Why You Should Care About Boot Performance
This blog post is slightly off topic, it’s more related to the performance of operating systems in the enterprise and why you should care about the boot performance of your machines. This posts comes from some work I have been doing with a customer recently analyzing their new image during a Windows 7 migration. This post details some of my findings.
All to often when visiting customers, I hear users and even IT staff complaining about logon times to the desktop environment but nothing ever seems to be done. However the simple fact is that you should care about the performance hit you are taking on your machines. I recently ran some tests using the Windows Performance Toolkit and the excellent tool XPerf. I ran the tests using the same test data on multiple machine 20 times on each (one desktop and one laptop) then averaged out the data and started to produce some analysis.
For these tests I will show you the timings for the boot phases, for those of you not familiar these are the boot phases measured in XPerf:
- Pre Session Init
- Session Init
- Winlogon Init
- Explorer Init
- Post Boot
From the testing of the desktop, as I mentioned I ran the tests over the same model of desktop but using two different machines, I also ran the tests 20 times on each and punched the numbers in, here are the results:
- Pre Session Init: 3.646 sec
- Session Init: 18.282 sec
- Winlogon Init: 77.469 sec
- Explorer Init: 54.654 sec
- Post Boot: 46.700 sec
- Total: 200.751 sec
So looking at the figures we are experiencing around a 200 second boot time or around 3.33 minutes. This might not seem long or it might not seem relevant but after some optimising (which I will cover shortly) the figures run down, here are the results:
- Pre Session Init: 4.046 sec
- Session Init: 5.086 sec
- Winlogon Init: 40.602 sec
- Explorer Init: 4.223 sec
- Post Boot: 15.800 sec
- Total: 69.757 sec
So here you have it, we have reduced the time experienced by our users by 130.994 seconds or around 2.18 minutes (65.25%), this is a massive saving but it doesn’t seem that much still does it? Let’s put some figures behind this to put a bit more realism behind it.
In The Real World
So let’s assume that each user works 244 days a year, this is working days in a year minus 14 days leave and doesn’t include public/federal holidays. Let’s also assume the minimum wage is earned which as of October 1st, 2013 is £6.13. It’s important to note that these are just indicative figures, it’s difficult to calculate how much staff actually cost and how much they actually work but it gives you an idea.
First of all, for a single user, here are the savings based on time:
As you can see over a single week nothing much to shout about however when you scale this up to a year, one person can save you 22.20 hours. This is almost one day saved per year from just a small amount of error (it’s coming don’t worry). If you scale that up to a full company, say 8,500 employees then you are looking at the following:
Now we are talking, we can save 161.09 hours a week for the whole company, that’s a lot of time, even at a month we are looking at 644.36 hours. Next step is to use the rate I mentioned earlier as a minimum wage to figure out how much we are actually saving, as I mentioned, some employees earn more than this so it’s just a minimum if everyone was on the same wage. I have also built in error rates of 5% to 30% at 5% intervals and taken the average of this figure, this makes the data a bit more believable taking away some for error, I have averaged out the margins as well.

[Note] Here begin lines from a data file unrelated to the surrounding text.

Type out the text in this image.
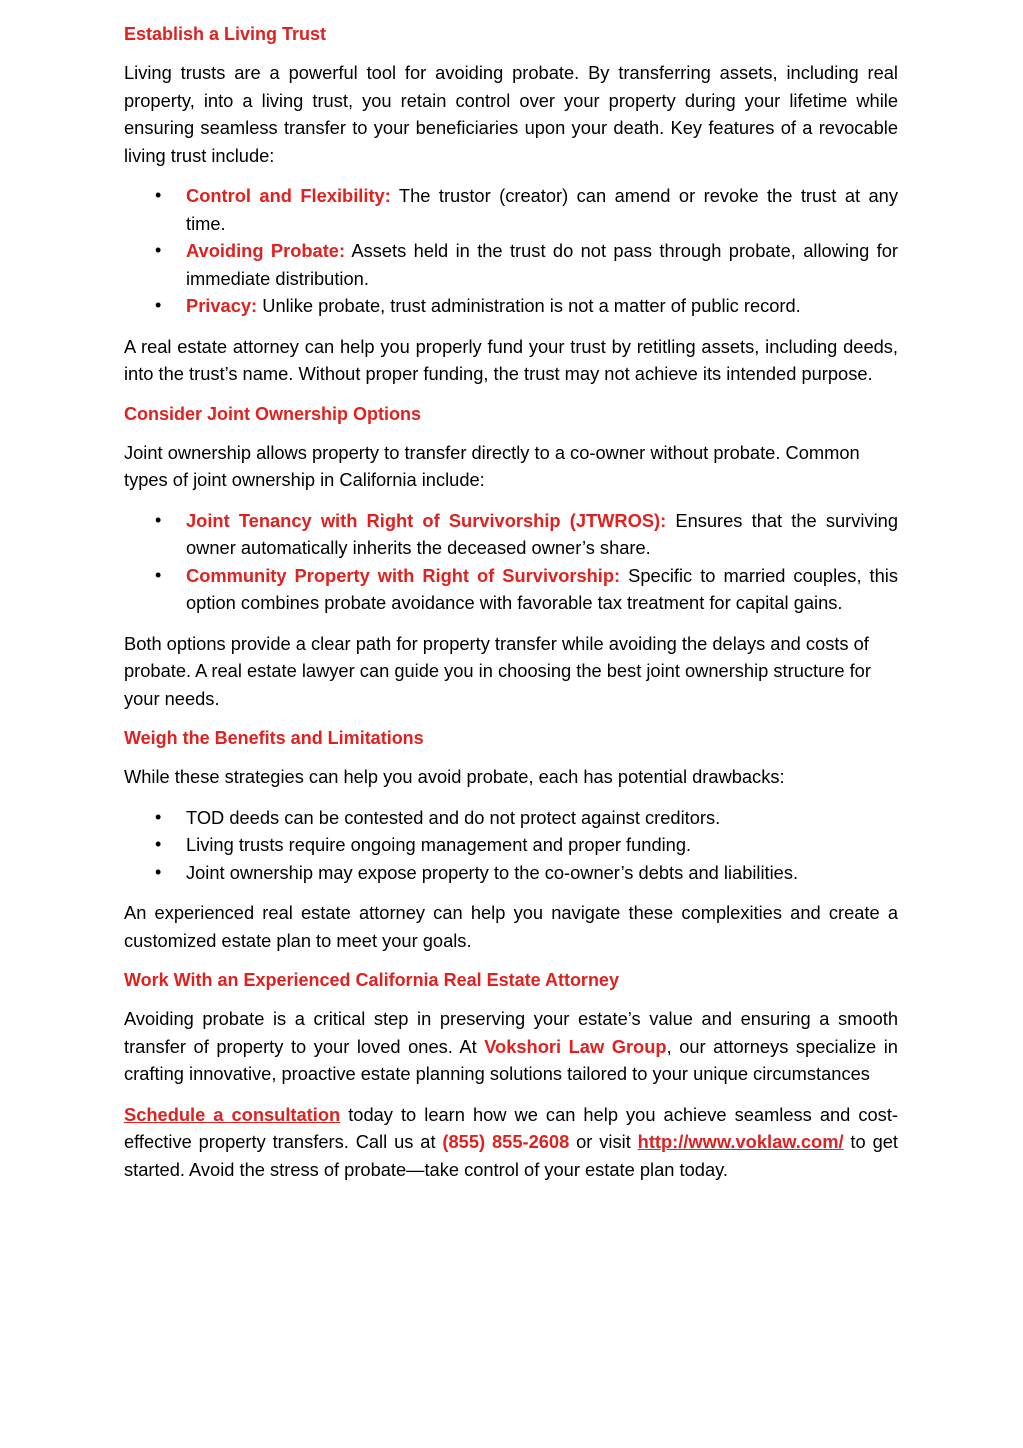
Establish a Living Trust

Living trusts are a powerful tool for avoiding probate. By transferring assets, including real property, into a living trust, you retain control over your property during your lifetime while ensuring seamless transfer to your beneficiaries upon your death. Key features of a revocable living trust include:

• Control and Flexibility: The trustor (creator) can amend or revoke the trust at any time.
• Avoiding Probate: Assets held in the trust do not pass through probate, allowing for immediate distribution.
• Privacy: Unlike probate, trust administration is not a matter of public record.

A real estate attorney can help you properly fund your trust by retitling assets, including deeds, into the trust’s name. Without proper funding, the trust may not achieve its intended purpose.

Consider Joint Ownership Options

Joint ownership allows property to transfer directly to a co-owner without probate. Common types of joint ownership in California include:

• Joint Tenancy with Right of Survivorship (JTWROS): Ensures that the surviving owner automatically inherits the deceased owner’s share.
• Community Property with Right of Survivorship: Specific to married couples, this option combines probate avoidance with favorable tax treatment for capital gains.

Both options provide a clear path for property transfer while avoiding the delays and costs of probate. A real estate lawyer can guide you in choosing the best joint ownership structure for your needs.

Weigh the Benefits and Limitations

While these strategies can help you avoid probate, each has potential drawbacks:

• TOD deeds can be contested and do not protect against creditors.
• Living trusts require ongoing management and proper funding.
• Joint ownership may expose property to the co-owner’s debts and liabilities.

An experienced real estate attorney can help you navigate these complexities and create a customized estate plan to meet your goals.

Work With an Experienced California Real Estate Attorney

Avoiding probate is a critical step in preserving your estate’s value and ensuring a smooth transfer of property to your loved ones. At Vokshori Law Group, our attorneys specialize in crafting innovative, proactive estate planning solutions tailored to your unique circumstances

Schedule a consultation today to learn how we can help you achieve seamless and cost-effective property transfers. Call us at (855) 855-2608 or visit http://www.voklaw.com/ to get started. Avoid the stress of probate—take control of your estate plan today.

As I mentioned it’s difficult to gauge this type of information, but you can see how management, especially the budget holder and the CIO can find this information attractive and push for more maintenance to be done and monitoring of boot performance.
ReadyBoot is a boot technology that maintains a RAM cache used to service reads faster than a a disk drive. ReadyBoot prefetches data into the cache before it is requested. Prefetching optimizes disk access patterns by taking data locality and hard drive’s performance characteristics into account. Read requests from system processes, services and user applications are then serviced out of the ReadyBoot RAM cache.
This plays a massive role in how fast Windows starts. If ReadyBoot is broken then any other analysis can be incorrect or give a false picture of the state of your performance. When using XPerf and looking at a trace we are interested in three colours:
- Blue – Write requests to the disk
- Black – Misses, meaning read requests are serviced from the disk instead of ReadyBoot
- Green – These are hits meaning the request was services from the cache
Here is a trace taken from a machine experiencing slow boot performance:
The image above isn’t the worst I have seen but it could be much better, it starts off OK and gets worse on this machine. You can see the pile of black is fairly evident and the green is very high. To resolve this issue we can use the prep system feature of XBootMgr to optimise the boot process, this is done by issuing the following command.
xbootmgr.exe -trace boot -prepsystem
This will reboot your system six times, collect trace information and order files for the best performance. Once this is completed, I ran the trace again and got the following graph back.
Here you will now notice much less black and much more green, this indicates a much better performing boot sequence and a much happier user. Also notice here ReadyBoot finishes in around 105 seconds in the first screen shot and the second on around 64 seconds. Given our boot was around 69 seconds, this shows how effective the tool is.
You can also run a quick command to get a summary of the ReadyBoot information, original information on this is posted on a TechNet Wiki article. One way to analyze the prefetcher activities is to run xperf.exe from the Windows Performance Toolkit.
Xperf.exe –i <trace_file.etl> -o prefetcher.txt –a bootprefetch –summary
Of course all this should not replace regular maintenance such as updating BIOS and making sure your drivers are correct and up to date. I have seen plenty of times where slow performance can be improved with a simple driver update.
I hope this has given you some insight to how this can help save your users some time and ultimately increase productivity and also save your company some money.